They’re four guys who try stuff. This fairly simple premise has led The Try Guys, former BuzzFeed video creators, to internet stardom.
Now after nearly 180 episodes and 6.1 million subscribers on their YouTube channel, the guys are coming here to finish their first-ever live show tour. They perform at The Met Philadelphia at 7:30 p.m. on July 28.
Ned Fulmer, Eugene Lee Yang, Keith Habersberger and Zach Kornfeld, who is Jewish, formed the comedy quartet at BuzzFeed in 2014. For their first episode, they tried on women’s underwear.
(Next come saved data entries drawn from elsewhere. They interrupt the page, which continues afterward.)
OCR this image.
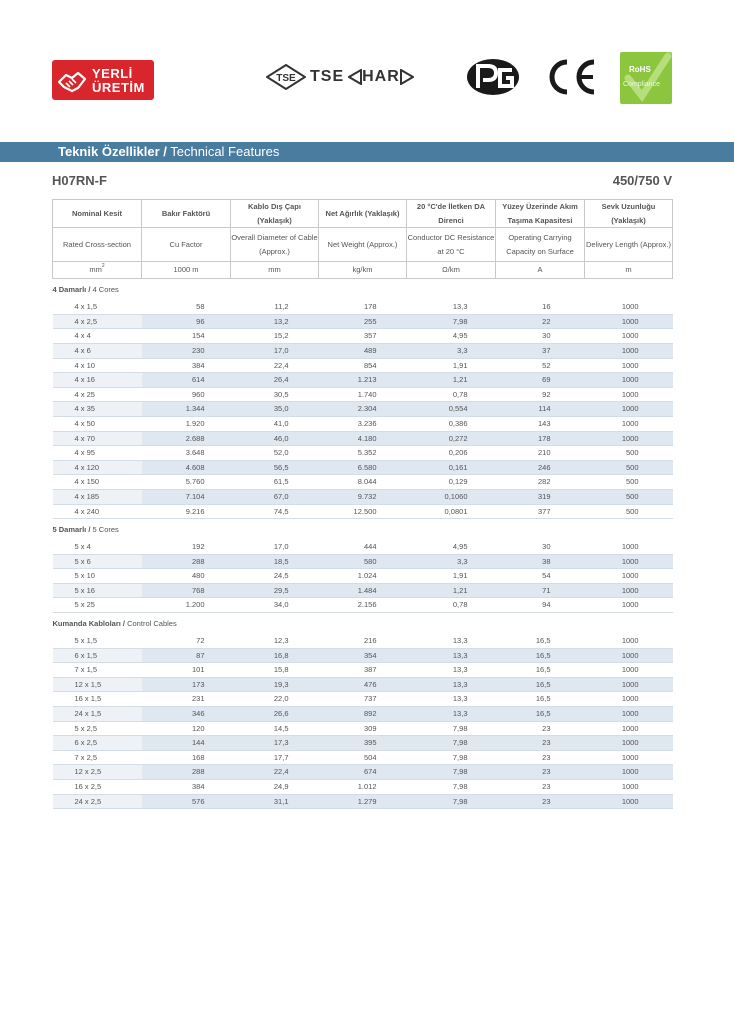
YERLİ
ÜRETİM
TSE TSE HAR	RoHS
Compliance
Teknik Özellikler / Technical Features
H07RN-F	450/750 V
Nominal Kesit	Bakır Faktörü	Kablo Dış Çapı (Yaklaşık)	Net Ağırlık (Yaklaşık)	20 °C'de İletken DA Direnci	Yüzey Üzerinde Akım Taşıma Kapasitesi	Sevk Uzunluğu (Yaklaşık)
Rated Cross-section	Cu Factor	Overall Diameter of Cable (Approx.)	Net Weight (Approx.)	Conductor DC Resistance at 20 °C	Operating Carrying Capacity on Surface	Delivery Length (Approx.)
$mm^2$	1000 m	mm	kg/km	Ω/km	A	m
4 Damarlı / 4 Cores						
4 x 1,5	58	11,2	178	13,3	16	1000
4 x 2,5	96	13,2	255	7,98	22	1000
4 x 4	154	15,2	357	4,95	30	1000
4 x 6	230	17,0	489	3,3	37	1000
4 x 10	384	22,4	854	1,91	52	1000
4 x 16	614	26,4	1.213	1,21	69	1000
4 x 25	960	30,5	1.740	0,78	92	1000
4 x 35	1.344	35,0	2.304	0,554	114	1000
4 x 50	1.920	41,0	3.236	0,386	143	1000
4 x 70	2.688	46,0	4.180	0,272	178	1000
4 x 95	3.648	52,0	5.352	0,206	210	500
4 x 120	4.608	56,5	6.580	0,161	246	500
4 x 150	5.760	61,5	8.044	0,129	282	500
4 x 185	7.104	67,0	9.732	0,1060	319	500
4 x 240	9.216	74,5	12.500	0,0801	377	500
5 Damarlı / 5 Cores						
5 x 4	192	17,0	444	4,95	30	1000
5 x 6	288	18,5	580	3,3	38	1000
5 x 10	480	24,5	1.024	1,91	54	1000
5 x 16	768	29,5	1.484	1,21	71	1000
5 x 25	1.200	34,0	2.156	0,78	94	1000
Kumanda Kabloları / Control Cables						
5 x 1,5	72	12,3	216	13,3	16,5	1000
6 x 1,5	87	16,8	354	13,3	16,5	1000
7 x 1,5	101	15,8	387	13,3	16,5	1000
12 x 1,5	173	19,3	476	13,3	16,5	1000
16 x 1,5	231	22,0	737	13,3	16,5	1000
24 x 1,5	346	26,6	892	13,3	16,5	1000
5 x 2,5	120	14,5	309	7,98	23	1000
6 x 2,5	144	17,3	395	7,98	23	1000
7 x 2,5	168	17,7	504	7,98	23	1000
12 x 2,5	288	22,4	674	7,98	23	1000
16 x 2,5	384	24,9	1.012	7,98	23	1000
24 x 2,5	576	31,1	1.279	7,98	23	1000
For another video, one of their most popular, they attached electrodes to their stomachs to simulate the pain women feel during childbirth. Kornfeld said the goal is to explore and celebrate what it means to be human.
“We started by trying things outside of the normal man’s comfort zone, so anything from performing in drag to swimming with sharks to fighting UFC fighters to wearing heels for a day,” Kornfeld said. “Everything we’re doing, we’re trying to understand people’s passions and identities, and often times that involves some comedic and zany antics, but it’s all in a pursuit of understanding the people and world around us.”
Kornfeld spent much of his childhood in Scarsdale, New York, home to a large and active Jewish community. He described his Jewish upbringing as more cultural than religious, and he dropped out of Hebrew school at a young age. Regardless, Judaism has helped shape his morals, values and sense of humor, he said, and he’s explored his Jewish identity more as an adult.
About eight years ago, he visited Israel via Birthright. He said the trip gave him a newfound respect for and sense of connection to his ancestry. He felt similarly when he traveled across Europe, visiting the regions his family came from in Central Europe.
“When I was growing up, my Judaism was not remarkable,” Kornfeld said. “I was in a town surrounded by Jewish friends where I was just one of the other people. And as I’ve gotten out into the world … I discovered that it was something that made me unique, that instead of using it to be othered, I could use it to celebrate.”
Much of what Kornfeld knows of his family history comes from stories passed down from his grandmother, who was born in Germany in the 1930s, he said. Some of those tales are briefly touched upon in The Try Guys’ first book, released in June, The Hidden Power of F***ing Up. Kornfeld’s extended family members have struggled to talk about their experiences during the Holocaust. One relative survived Auschwitz at a young age and only began speaking about it much later in life.
His maternal grandfather sent money to family members — cousins who he had only met once as a kid — to get them out of Europe and bring them to the United States. He personally financed the voyages for about a half-dozen who were fleeing certain death, and never mentioned it during his lifetime. Kornfeld’s mother learned of the deed only after his death.
To Kornfeld, being Jewish “transcends practice” and is “irrevocably woven into the DNA and fabric of my being.” It’s one of the things that makes Kornfeld feel special, the kind of uniqueness that The Try Guys attempt to celebrate in everybody.